In loose combat fatigues, a man who has taken the nom de guerre of Riyadh Alzori reclines on a thin mattress on the floor of a cramped flat in the Turkish city of Antakya, now a base for many fighters with the Syrian opposition.
He works the back of his neck with an electric plastic massager, having just returned from a mission across the border, where he leads a group of local militias fighting with the Syrian opposition in Idlib province.
Once a tank commander in Bashar al-Assad’s military, he used to teach philosophy and psychology before the revolution, giving lessons to local teenagers in his home in the city of Deir Ezzor, which has been fiercely contested by government and opposition forces since the Syrian army laid siege to the town in May 2011.

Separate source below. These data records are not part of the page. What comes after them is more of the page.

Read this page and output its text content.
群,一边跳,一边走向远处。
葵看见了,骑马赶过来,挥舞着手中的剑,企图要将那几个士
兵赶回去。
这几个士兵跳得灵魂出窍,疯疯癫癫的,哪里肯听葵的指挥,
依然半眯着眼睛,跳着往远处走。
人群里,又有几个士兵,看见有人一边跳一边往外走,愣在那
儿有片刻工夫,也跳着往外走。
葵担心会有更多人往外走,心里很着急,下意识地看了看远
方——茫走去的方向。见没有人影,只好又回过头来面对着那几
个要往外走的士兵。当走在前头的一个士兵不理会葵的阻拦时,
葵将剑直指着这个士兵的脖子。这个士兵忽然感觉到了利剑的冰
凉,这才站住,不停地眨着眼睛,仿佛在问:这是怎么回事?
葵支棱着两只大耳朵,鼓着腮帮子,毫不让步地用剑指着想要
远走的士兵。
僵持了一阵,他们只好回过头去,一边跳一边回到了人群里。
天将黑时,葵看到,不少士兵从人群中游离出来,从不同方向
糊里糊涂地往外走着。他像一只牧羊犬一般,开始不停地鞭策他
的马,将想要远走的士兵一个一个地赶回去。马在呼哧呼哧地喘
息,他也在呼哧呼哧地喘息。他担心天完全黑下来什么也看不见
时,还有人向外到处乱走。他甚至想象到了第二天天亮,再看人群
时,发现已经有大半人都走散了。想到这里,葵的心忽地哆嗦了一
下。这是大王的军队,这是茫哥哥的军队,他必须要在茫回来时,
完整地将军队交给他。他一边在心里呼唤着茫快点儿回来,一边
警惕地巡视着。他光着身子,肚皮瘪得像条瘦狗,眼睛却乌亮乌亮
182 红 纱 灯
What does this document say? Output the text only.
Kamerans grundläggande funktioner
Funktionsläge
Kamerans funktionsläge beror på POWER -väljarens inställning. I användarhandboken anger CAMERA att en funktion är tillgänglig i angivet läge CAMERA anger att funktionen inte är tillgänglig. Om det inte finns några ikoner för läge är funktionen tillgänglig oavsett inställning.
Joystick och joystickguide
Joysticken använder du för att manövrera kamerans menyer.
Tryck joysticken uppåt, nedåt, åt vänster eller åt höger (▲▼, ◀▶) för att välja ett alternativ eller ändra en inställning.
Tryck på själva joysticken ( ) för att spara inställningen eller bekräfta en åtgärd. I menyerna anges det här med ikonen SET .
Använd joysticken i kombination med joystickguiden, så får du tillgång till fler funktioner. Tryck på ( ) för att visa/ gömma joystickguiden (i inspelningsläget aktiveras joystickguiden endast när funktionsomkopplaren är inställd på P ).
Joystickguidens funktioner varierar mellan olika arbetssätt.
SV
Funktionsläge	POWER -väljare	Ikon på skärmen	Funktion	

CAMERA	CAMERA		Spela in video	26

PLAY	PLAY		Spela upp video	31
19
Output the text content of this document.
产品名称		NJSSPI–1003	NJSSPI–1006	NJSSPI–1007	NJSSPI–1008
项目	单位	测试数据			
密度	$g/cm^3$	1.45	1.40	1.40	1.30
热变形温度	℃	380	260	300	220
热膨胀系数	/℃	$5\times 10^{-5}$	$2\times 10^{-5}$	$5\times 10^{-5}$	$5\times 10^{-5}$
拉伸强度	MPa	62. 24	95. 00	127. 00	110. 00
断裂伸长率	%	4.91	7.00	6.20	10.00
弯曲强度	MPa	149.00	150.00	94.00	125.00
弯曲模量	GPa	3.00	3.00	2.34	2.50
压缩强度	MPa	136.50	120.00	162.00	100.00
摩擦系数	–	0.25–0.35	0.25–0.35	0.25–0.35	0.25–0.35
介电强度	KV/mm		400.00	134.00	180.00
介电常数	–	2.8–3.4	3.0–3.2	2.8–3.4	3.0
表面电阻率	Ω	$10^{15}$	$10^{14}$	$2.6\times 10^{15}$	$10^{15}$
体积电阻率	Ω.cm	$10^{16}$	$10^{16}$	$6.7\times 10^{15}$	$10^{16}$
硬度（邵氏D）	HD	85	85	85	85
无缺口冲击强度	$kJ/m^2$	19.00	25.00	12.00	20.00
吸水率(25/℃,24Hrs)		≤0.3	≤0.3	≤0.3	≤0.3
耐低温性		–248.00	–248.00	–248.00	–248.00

“They loved science, they never thought about fighting,” he says fondly of his past pupils who subsequently motivated him to fight with the opposition. He says nine of his students have been killed in the revolution, all aged between 18 and 22, mostly by snipers.
“We didn’t have any choice, we must fight to defend ourselves and our families, but there were no weapons at the time, no free army, only rifles for hunting,” he says.
Expectations dashed
His expectations that the US and Europe would intervene in the same way they did in Libya are now dashed, and he blames the West's failure to act for radicalising Syria's youth, driving them into the hands of extremist groups with stronger military support from the likes of Qatar and Saudi Arabia.
The US and Europe have been reluctant to intervene militarily, concerned about the influence of extremist groups. UK foreign secretary William Hague has warned of a “regional catastrophe” if the conflict is not brought to an end and he has continued to call for an amendment of the EU arms embargo.
"Islamic radicals didn't have any history inside Syria before this," says Huzaifa Al-Karim Khattab, the 23-year-old leader of a newly formed group of militias aligned with the opposition, who say they are fighting for a secular, democratic Syria.
As a leader, Khattab’s ambition is to develop the “neck between the head and the body” of the revolution, connecting political and military wings of the opposition to unsure transitional justice after the conflict.
Neither Khattab nor Alzori have faith in the Syrian National Coalition, the main political opposition group, set to elect a new president this week.
“As a fighter I can’t do this alone, we need civilian societies, especially so minorities are protected,” Khattab says, speaking proudly of Syria being a place for all religions, both Sunni and Alawite.
“An Alawite man helped me escape the regime army.” Khattab believes the majority of Syrians are not sectarian and reject extremist groups such as the al-Qaeda-linked Jabhat al-Nusra. “The people say: Fight Assad, don’t fight our way of life.”